Financial derivatives and option pricing models are usually described with the use of stochastic differential equations and diffusion-type partial differential equations (e.g., Black–Scholes models). Considering the latter case in this paper a new filtering method for distributed parameter systems, is developed for estimating option prices variations without knowledge of initial conditions. The proposed filtering method is the so-called derivative-free nonlinear Kalman Filter and is based on a decomposition of the nonlinear partial-differential equation model into a set of ordinary differential equations with respect to time. Next, each one of the local models associated with the ordinary differential equations is transformed into a model of the linear canonical (Brunovsky) form through a change of coordinates (diffeomorphism) which is based on differential flatness theory. This transformation provides an extended description of the nonlinear dynamics of the option pricing model for which state estimation is possible by applying the standard Kalman Filter recursion.
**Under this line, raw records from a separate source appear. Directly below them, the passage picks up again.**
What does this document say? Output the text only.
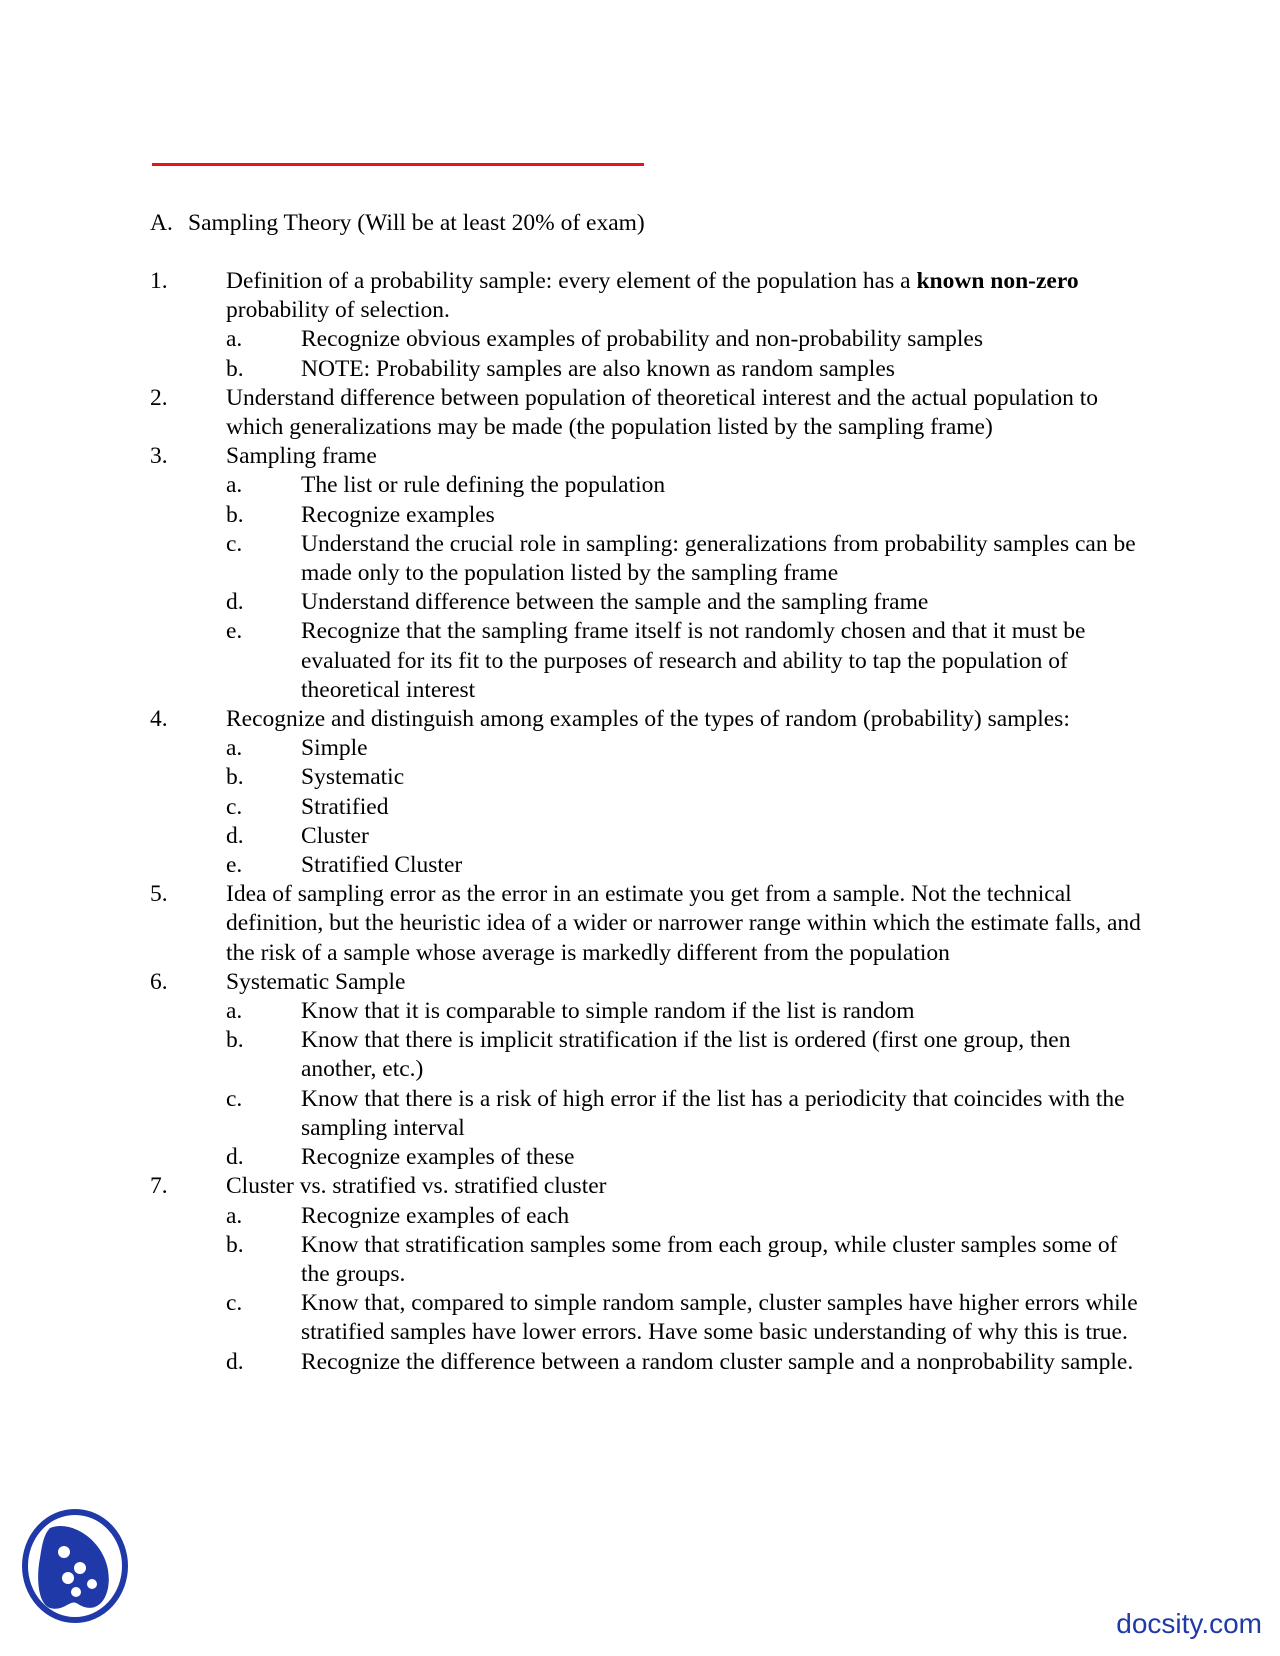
A. Sampling Theory (Will be at least 20% of exam)
1.	Definition of a probability sample: every element of the population has a known non-zero probability of selection.
a.	Recognize obvious examples of probability and non-probability samples
b.	NOTE: Probability samples are also known as random samples
2.	Understand difference between population of theoretical interest and the actual population to which generalizations may be made (the population listed by the sampling frame)
3.	Sampling frame
a.	The list or rule defining the population
b.	Recognize examples
c.	Understand the crucial role in sampling: generalizations from probability samples can be made only to the population listed by the sampling frame
d.	Understand difference between the sample and the sampling frame
e.	Recognize that the sampling frame itself is not randomly chosen and that it must be evaluated for its fit to the purposes of research and ability to tap the population of theoretical interest
4.	Recognize and distinguish among examples of the types of random (probability) samples:
a.	Simple
b.	Systematic
c.	Stratified
d.	Cluster
e.	Stratified Cluster
5.	Idea of sampling error as the error in an estimate you get from a sample. Not the technical definition, but the heuristic idea of a wider or narrower range within which the estimate falls, and the risk of a sample whose average is markedly different from the population
6.	Systematic Sample
a.	Know that it is comparable to simple random if the list is random
b.	Know that there is implicit stratification if the list is ordered (first one group, then another, etc.)
c.	Know that there is a risk of high error if the list has a periodicity that coincides with the sampling interval
d.	Recognize examples of these
7.	Cluster vs. stratified vs. stratified cluster
a.	Recognize examples of each
b.	Know that stratification samples some from each group, while cluster samples some of the groups.
c.	Know that, compared to simple random sample, cluster samples have higher errors while stratified samples have lower errors. Have some basic understanding of why this is true.
d.	Recognize the difference between a random cluster sample and a nonprobability sample.
docsity.com
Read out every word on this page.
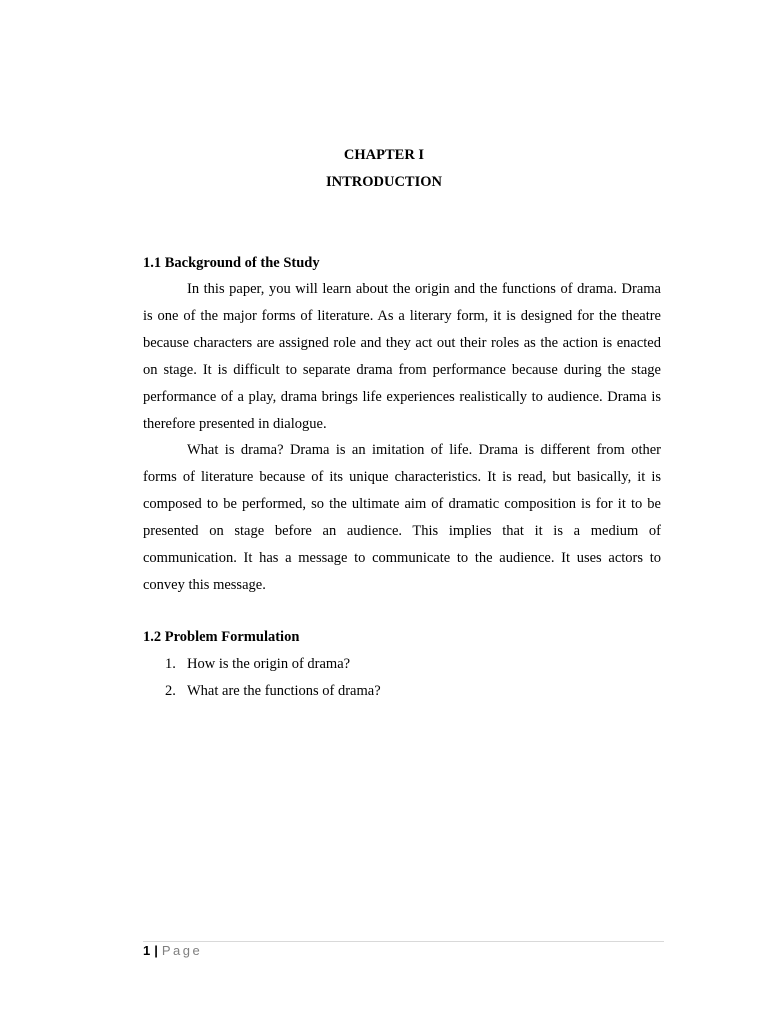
CHAPTER I
INTRODUCTION
1.1 Background of the Study

In this paper, you will learn about the origin and the functions of drama. Drama is one of the major forms of literature. As a literary form, it is designed for the theatre because characters are assigned role and they act out their roles as the action is enacted on stage. It is difficult to separate drama from performance because during the stage performance of a play, drama brings life experiences realistically to audience. Drama is therefore presented in dialogue.

What is drama? Drama is an imitation of life. Drama is different from other forms of literature because of its unique characteristics. It is read, but basically, it is composed to be performed, so the ultimate aim of dramatic composition is for it to be presented on stage before an audience. This implies that it is a medium of communication. It has a message to communicate to the audience. It uses actors to convey this message.

1.2 Problem Formulation
1. How is the origin of drama?
2. What are the functions of drama?
1 | Page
Based on the provided state estimate, validation of the Black–Scholes PDE model can be performed and the existence of inconsistent parameters in the Black–Scholes PDE model can be concluded.

Suggested Citation

  • G. Rigatos & N. Zervos, 2017. "Detection of Mispricing in the Black–Scholes PDE Using the Derivative-Free Nonlinear Kalman Filter," Computational Economics, Springer;Society for Computational Economics, vol. 50(1), pages 1-20, June.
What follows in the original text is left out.